Pilaf Rice with Carrots and Goat Cheese
Healthy, because
Even smarter
Nutritional values
The bitter substances from celery stimulate the liver, gall bladder, and pancreas to peak performance and thus facilitate fat digestion. Goat cheese brings an extra portion of calcium and zinc to the plate. These minerals strengthen teeth and gums and contribute to wound healing.
The pilaf rice with colorful carrots and goat cheese can be prepared with other types of cress instead of watercress, for example garden cress. You can also replace the goat cheese roll with crumbled feta.
(Percentage of daily recommendation)
Calorie | 568 cal. | (27 %) | ||
Protein | 17 g | (17 %) | ||
Fat | 27 g | (23 %) | ||
Carbohydrates | 63 g | (42 %) | ||
Sugar added | 1 g | (4 %) | ||
Roughage | 7.8 g | (26 %) |
Vitamin A | 3 mg | (375 %) | ||
Vitamin D | 0.4 μg | (2 %) | ||
Vitamin E | 3.1 mg | (26 %) | ||
Vitamin K | 65.9 μg | (110 %) | ||
Vitamin B₁ | 0.5 mg | (50 %) | ||
Vitamin B₂ | 0.3 mg | (27 %) | ||
Niacin | 7.5 mg | (63 %) | ||
Vitamin B₆ | 0.7 mg | (50 %) | ||
Folate | 69 μg | (23 %) | ||
Pantothenic acid | 1.5 mg | (25 %) | ||
Biotin | 12 μg | (27 %) | ||
Vitamin B₁₂ | 1 μg | (33 %) | ||
Vitamin C | 26 mg | (27 %) | ||
Potassium | 1,010 mg | (25 %) | ||
Calcium | 326 mg | (33 %) | ||
Magnesium | 65 mg | (22 %) | ||
Iron | 3 mg | (20 %) | ||
Iodine | 18 μg | (9 %) | ||
Zinc | 3.1 mg | (39 %) | ||
Saturated fatty acids | 9 g | |||
Uric acid | 144 mg | |||
Cholesterol | 27 mg | |||
Complete sugar | 12 g |
Ingredients
- Ingredients
- 22 ozs colorful young carrots (6 carrots)
- 4 stalks Celery
- 6 Tbsps olive oil
- salt
- peppers
- 9 ozs parboiled rice (Long grain rice)
- 18 ozs Vegetable broth
- 5 ozs Watercress (1 handful)
- 1 organic lemon (peel and juice)
- 1 tsp honey
- 7 ozs soft goat cheese (cut into 4 slices)
Preparation steps
Clean carrots, wash, and cut some in half lengthwise. Clean, wash, and slice the celery. Place celery slices with carrots in a baking dish, and drizzle with 2 tbsp. oil and season with salt and pepper. Bake in a preheated oven at 200 °C/ 400 °F for 20 minutes until golden brown.

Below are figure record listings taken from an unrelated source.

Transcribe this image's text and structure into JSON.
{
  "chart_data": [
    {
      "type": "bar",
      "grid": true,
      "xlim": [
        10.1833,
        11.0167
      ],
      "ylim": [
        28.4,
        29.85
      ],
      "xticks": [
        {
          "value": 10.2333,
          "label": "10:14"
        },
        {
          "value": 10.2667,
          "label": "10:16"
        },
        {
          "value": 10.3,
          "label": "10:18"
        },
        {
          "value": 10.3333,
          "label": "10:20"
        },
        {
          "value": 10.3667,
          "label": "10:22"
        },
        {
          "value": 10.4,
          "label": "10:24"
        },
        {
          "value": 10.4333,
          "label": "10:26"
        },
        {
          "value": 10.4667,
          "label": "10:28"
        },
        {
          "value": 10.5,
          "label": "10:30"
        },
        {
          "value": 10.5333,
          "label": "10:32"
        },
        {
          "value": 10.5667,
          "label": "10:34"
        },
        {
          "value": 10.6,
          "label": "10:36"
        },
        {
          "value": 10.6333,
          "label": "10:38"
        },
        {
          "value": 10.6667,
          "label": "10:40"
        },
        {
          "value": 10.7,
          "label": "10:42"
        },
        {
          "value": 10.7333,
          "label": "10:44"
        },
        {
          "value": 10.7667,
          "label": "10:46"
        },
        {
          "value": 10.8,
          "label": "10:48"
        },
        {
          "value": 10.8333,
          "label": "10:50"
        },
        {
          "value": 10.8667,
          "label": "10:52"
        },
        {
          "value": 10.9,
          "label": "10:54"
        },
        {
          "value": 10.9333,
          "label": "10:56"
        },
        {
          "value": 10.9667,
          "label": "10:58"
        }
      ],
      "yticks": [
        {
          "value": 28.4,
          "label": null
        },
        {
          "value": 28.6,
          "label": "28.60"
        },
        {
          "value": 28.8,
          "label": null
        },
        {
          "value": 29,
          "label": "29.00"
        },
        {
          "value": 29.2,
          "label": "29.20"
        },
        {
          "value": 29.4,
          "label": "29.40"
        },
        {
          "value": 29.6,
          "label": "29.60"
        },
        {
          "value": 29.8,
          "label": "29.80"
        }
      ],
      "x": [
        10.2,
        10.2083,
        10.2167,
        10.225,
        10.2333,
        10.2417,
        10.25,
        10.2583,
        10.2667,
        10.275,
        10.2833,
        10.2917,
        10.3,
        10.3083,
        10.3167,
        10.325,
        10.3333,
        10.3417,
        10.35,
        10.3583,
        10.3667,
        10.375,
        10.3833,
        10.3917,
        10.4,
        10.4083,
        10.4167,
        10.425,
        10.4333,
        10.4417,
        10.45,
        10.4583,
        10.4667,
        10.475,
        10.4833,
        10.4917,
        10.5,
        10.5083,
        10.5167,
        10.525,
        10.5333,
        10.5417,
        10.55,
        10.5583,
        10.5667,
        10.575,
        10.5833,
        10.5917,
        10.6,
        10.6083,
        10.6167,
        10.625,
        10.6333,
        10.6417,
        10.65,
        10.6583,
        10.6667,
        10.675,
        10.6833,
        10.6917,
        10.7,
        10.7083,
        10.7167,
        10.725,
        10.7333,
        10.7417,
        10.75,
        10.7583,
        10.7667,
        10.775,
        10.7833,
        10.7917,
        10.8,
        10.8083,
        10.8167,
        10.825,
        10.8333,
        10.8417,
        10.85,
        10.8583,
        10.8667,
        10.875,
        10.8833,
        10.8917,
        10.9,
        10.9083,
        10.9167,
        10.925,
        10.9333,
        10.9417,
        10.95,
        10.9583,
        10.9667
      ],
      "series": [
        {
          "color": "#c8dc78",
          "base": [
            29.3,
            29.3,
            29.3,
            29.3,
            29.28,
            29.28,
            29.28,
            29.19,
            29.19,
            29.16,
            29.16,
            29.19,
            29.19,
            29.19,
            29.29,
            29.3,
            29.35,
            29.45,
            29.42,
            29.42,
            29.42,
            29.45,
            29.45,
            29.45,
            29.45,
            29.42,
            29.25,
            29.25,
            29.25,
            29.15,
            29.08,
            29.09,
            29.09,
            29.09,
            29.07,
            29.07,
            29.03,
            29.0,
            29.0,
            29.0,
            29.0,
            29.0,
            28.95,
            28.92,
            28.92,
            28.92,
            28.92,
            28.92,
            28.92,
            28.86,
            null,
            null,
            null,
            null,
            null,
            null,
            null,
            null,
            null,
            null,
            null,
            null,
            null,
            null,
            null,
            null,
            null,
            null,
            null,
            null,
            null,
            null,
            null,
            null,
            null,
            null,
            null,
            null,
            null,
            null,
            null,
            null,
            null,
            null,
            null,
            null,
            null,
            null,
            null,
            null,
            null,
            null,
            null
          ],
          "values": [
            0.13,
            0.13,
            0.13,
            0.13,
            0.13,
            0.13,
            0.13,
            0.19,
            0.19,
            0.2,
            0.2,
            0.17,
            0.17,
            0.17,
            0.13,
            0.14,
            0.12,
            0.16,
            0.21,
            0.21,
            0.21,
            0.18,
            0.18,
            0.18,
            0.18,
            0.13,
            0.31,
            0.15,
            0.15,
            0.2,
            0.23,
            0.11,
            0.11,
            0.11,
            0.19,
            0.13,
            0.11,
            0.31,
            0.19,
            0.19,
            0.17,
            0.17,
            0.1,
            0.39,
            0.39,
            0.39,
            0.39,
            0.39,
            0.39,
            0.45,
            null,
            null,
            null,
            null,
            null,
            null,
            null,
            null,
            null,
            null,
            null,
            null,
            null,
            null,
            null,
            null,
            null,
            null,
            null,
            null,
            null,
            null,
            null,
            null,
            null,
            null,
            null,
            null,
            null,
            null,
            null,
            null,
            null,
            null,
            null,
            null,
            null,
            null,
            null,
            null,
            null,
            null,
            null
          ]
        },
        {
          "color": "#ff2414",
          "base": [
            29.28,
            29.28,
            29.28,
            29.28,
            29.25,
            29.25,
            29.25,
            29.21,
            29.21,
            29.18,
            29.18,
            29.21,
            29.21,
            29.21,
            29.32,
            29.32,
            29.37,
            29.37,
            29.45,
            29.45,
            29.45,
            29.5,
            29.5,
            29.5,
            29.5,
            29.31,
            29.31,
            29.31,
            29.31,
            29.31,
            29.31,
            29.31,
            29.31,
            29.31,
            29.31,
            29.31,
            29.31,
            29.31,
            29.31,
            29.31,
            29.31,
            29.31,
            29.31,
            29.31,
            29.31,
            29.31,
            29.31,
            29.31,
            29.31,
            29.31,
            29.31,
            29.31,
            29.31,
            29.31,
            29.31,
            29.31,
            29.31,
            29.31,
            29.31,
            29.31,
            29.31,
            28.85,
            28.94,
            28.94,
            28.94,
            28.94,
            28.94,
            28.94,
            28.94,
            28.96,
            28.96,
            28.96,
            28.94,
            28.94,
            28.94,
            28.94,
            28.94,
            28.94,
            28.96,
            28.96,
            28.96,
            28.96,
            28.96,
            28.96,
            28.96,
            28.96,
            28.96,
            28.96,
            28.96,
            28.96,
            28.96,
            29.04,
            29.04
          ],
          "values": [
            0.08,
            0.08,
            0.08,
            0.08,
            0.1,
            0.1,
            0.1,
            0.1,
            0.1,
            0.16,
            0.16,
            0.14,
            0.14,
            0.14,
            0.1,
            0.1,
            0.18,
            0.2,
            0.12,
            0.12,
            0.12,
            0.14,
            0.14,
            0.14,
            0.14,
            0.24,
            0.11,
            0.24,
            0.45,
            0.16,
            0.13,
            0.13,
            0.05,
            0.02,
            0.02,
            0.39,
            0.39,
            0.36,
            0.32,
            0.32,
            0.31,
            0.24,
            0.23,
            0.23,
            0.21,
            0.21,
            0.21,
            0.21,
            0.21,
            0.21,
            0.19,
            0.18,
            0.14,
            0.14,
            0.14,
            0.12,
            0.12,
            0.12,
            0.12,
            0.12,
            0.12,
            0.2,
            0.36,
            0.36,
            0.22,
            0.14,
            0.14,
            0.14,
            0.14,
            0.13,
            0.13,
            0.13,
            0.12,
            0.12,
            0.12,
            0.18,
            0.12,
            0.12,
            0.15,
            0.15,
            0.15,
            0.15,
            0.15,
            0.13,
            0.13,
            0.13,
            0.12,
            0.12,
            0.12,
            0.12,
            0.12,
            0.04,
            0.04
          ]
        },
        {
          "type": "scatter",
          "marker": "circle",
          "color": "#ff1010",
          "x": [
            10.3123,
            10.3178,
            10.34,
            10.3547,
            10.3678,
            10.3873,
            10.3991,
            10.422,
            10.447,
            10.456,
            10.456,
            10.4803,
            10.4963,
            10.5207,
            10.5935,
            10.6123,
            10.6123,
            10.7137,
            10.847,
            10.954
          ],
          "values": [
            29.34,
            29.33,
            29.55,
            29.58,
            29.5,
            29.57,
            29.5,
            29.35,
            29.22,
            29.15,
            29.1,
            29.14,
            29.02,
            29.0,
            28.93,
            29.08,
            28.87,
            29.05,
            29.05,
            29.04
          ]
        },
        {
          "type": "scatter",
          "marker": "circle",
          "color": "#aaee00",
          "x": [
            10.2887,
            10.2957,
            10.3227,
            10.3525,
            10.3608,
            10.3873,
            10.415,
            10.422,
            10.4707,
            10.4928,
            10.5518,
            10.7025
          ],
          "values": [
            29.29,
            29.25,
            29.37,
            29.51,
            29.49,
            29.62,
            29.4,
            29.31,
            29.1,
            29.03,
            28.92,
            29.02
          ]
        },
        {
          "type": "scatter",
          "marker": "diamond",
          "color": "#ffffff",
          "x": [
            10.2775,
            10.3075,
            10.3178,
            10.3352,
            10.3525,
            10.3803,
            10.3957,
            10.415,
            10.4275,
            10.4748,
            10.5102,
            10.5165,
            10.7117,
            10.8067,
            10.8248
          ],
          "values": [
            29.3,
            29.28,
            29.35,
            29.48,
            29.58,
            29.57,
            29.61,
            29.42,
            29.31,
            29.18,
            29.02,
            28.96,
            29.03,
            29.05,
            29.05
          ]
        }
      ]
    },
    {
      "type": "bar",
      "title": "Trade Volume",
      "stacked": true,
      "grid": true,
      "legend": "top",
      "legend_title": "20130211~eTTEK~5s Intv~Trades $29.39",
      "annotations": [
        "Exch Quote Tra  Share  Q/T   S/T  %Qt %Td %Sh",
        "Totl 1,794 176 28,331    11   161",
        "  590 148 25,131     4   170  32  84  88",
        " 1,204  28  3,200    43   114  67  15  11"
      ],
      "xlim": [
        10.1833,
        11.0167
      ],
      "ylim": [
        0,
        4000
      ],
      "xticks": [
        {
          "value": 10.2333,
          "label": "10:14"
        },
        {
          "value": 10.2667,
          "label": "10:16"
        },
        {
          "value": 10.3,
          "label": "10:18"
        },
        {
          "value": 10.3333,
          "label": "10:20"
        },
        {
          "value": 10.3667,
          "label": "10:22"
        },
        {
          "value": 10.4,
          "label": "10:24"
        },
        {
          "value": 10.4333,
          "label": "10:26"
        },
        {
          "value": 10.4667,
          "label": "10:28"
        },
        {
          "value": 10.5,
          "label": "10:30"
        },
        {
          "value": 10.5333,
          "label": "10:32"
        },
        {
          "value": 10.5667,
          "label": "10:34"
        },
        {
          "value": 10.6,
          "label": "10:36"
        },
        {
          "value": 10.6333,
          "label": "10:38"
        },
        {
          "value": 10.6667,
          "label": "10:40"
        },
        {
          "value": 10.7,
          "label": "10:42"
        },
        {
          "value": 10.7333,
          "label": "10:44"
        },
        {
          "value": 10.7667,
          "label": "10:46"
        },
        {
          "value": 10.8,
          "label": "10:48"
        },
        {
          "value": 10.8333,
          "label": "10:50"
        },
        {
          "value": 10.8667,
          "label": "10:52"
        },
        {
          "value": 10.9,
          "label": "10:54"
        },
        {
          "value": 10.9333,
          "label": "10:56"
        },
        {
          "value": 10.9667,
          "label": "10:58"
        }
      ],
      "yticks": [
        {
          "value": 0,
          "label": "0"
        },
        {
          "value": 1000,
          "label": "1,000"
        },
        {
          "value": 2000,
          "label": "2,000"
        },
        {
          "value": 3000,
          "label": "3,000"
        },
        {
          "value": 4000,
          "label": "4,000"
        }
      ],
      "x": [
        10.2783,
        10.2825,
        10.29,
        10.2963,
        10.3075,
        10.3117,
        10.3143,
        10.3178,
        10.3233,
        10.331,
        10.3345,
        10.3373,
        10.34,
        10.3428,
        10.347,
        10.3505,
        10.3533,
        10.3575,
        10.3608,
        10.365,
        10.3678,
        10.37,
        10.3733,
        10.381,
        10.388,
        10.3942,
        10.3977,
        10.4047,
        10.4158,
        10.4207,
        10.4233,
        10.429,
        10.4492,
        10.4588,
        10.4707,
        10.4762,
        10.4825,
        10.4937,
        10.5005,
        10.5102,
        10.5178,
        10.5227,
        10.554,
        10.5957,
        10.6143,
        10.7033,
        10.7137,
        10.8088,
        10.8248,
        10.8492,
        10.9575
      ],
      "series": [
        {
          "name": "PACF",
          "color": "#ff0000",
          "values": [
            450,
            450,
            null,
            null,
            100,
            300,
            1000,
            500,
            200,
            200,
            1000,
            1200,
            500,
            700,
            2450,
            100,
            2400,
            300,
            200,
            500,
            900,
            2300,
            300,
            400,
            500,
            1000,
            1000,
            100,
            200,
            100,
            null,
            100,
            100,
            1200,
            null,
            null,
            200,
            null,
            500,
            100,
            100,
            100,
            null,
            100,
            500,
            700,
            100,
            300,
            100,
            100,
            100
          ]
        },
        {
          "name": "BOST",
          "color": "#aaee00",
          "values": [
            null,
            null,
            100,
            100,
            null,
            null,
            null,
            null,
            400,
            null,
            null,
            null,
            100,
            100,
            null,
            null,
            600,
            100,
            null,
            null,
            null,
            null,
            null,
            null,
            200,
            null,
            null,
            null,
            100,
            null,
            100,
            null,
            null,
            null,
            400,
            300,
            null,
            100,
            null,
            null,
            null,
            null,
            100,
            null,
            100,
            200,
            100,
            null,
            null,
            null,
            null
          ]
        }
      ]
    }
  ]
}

Meanwhile, put rice in a pot with the broth. Lightly salt, bring to a boil and cook covered for 20 minutes at low heat.
Along the way, wash cress, shake dry, set aside a few leaves for garnish, finely chop the rest. Mix chopped cress with lemon zest, juice, honey and remaining oil and season with salt and pepper.
Arrange rice on plates, spread vegetables on top and top with coarsely crumbled cheese, sprinkle with cress set aside and drizzle with a little cress oil. Put the rest of the oil in a small bowl.